Toespraak van viceminister-president Asscher tijdens de Nationale Holocaust Herdenking
Toespraak van viceminister-president Asscher tijdens de Nationale Holocaust Herdenking bij het Spiegelmonument 'Nooit meer Auschwitz' op 25 januari 2015 in Amsterdam.
Dames en heren,
Ik voel me hier altijd klein. De geschiedenis van de Jodenvervolging is verpletterend; hoe meer ik ervan weet, hoe minder ik ervan begrijp.
We zijn hier met mannen en vrouwen die de verschrikkingen aan den lijve hebben ondervonden. Mensen die weten hoe het was. Die de kampen hebben overleefd. Die waren ondergedoken.Mannen en vrouwen voor wie ik eerbied heb.

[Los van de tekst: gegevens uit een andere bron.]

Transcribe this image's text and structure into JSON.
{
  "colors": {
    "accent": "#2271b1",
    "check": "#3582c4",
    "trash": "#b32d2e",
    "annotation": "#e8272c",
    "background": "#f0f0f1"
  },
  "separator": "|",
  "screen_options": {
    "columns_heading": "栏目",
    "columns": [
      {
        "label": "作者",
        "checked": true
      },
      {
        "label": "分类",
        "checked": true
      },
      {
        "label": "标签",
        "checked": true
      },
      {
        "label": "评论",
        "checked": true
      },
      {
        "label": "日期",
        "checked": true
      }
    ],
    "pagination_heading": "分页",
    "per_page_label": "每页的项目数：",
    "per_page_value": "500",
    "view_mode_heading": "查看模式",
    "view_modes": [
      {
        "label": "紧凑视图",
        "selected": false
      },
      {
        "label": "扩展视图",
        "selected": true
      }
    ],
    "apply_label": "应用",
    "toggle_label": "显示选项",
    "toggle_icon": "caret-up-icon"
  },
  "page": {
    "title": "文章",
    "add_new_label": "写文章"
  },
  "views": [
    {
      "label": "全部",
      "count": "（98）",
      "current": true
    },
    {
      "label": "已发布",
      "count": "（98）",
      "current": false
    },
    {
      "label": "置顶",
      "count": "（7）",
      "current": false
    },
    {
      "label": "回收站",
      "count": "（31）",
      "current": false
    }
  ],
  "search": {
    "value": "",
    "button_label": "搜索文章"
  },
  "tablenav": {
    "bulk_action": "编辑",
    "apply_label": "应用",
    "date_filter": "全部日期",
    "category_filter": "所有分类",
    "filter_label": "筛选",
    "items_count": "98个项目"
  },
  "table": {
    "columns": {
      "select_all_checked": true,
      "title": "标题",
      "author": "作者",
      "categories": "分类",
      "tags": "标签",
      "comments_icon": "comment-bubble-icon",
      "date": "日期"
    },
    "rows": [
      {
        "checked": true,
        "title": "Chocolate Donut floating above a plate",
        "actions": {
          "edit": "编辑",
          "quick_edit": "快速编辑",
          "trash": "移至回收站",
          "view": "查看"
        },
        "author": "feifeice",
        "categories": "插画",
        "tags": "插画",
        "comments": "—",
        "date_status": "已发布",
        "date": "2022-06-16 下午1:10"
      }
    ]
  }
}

Ik hoor tot de generatie die met verbijstering naar hun verhalen luistert, en zich iedere keer de eeuwige vraag stelt: hoe hebben mensen elkaar dit aan kunnen doen?
Vandaag herdenken we de bevrijding van Auschwitz. Zeventig jaar geleden.
Daar is toen een foto gemaakt, die op je netvlies gebrand blijft staan. Een zwart-wit foto. Van bevrijde kinderen. In veel te ruime kampkleding.
Eén van die kinderen is Eva. Ze is negen jaar als ze met haar familie naar Auschwitz wordt weggevoerd. Vader, moeder, drie zussen.
Op het perron wordt ze er met haar zusje Miriam uitgepikt.
'Tweeling?' vraagt een SS’er. Hun moeder huivert. 'Ja.'
Ze worden weggerukt en, met andere tweelingen uit de trein, naar het kamp gebracht. Daar wordt hun haar geknipt en hun huid gebrandmerkt. Eva krijgt nummer A-7063.
Tweelingen die al weten wat er gebeurt, vertellen de meisjes wat geen kind kan begrijpen. 'Daar zijn de gaskamers. Daar verbranden ze de doden. En hier voert doctor Josef Mengele medische experimenten uit op tweelingen. Jullie zullen hem morgen zien...'
Je hoeft de gruwelijke details niet te horen om al ineen te krimpen. Hoe moet dat kleine meisje zich hebben gevoeld? Hoe moeten haar ouders zich hebben gevoeld? En toen moest het ergste nog komen.
Eva Mozes heeft later verteld over haar ervaringen. Over de medische experimenten. Over het kamp. En over haar bevrijding door de soldaten van het Rode leger, 27 januari 1945, vier dagen voor ze tien werd.
'De soldaten gaven ons koekjes en chocola.' Maar wat nog meer voor haar betekende: 'Ze omhelsden ons.'
Dat was de menselijke warmte waar ze naar gehunkerd had sinds ze bij haar ouders was weggerukt. Zonder de kans om afscheid te nemen. Zonder die kus, die knuffel die ze de rest van haar leven zo vreselijk zou missen.
Je hoeft alleen maar aan dat kleine meisje te denken om in je hele lijf te voelen: dat nooit weer.
Dat brengt de verplichting mee ons daarvoor in te zetten. Hier hoort ieder kind, ieder mens zich veilig te voelen. Hier mag je zijn wie je bent.
Auschwitz is een waarschuwing voor wat er kan gebeuren als we ons daar níét voor inzetten; als we wegkijken voor antisemitisme en discriminatie.
Een waarschuwing die nog steeds nodig is.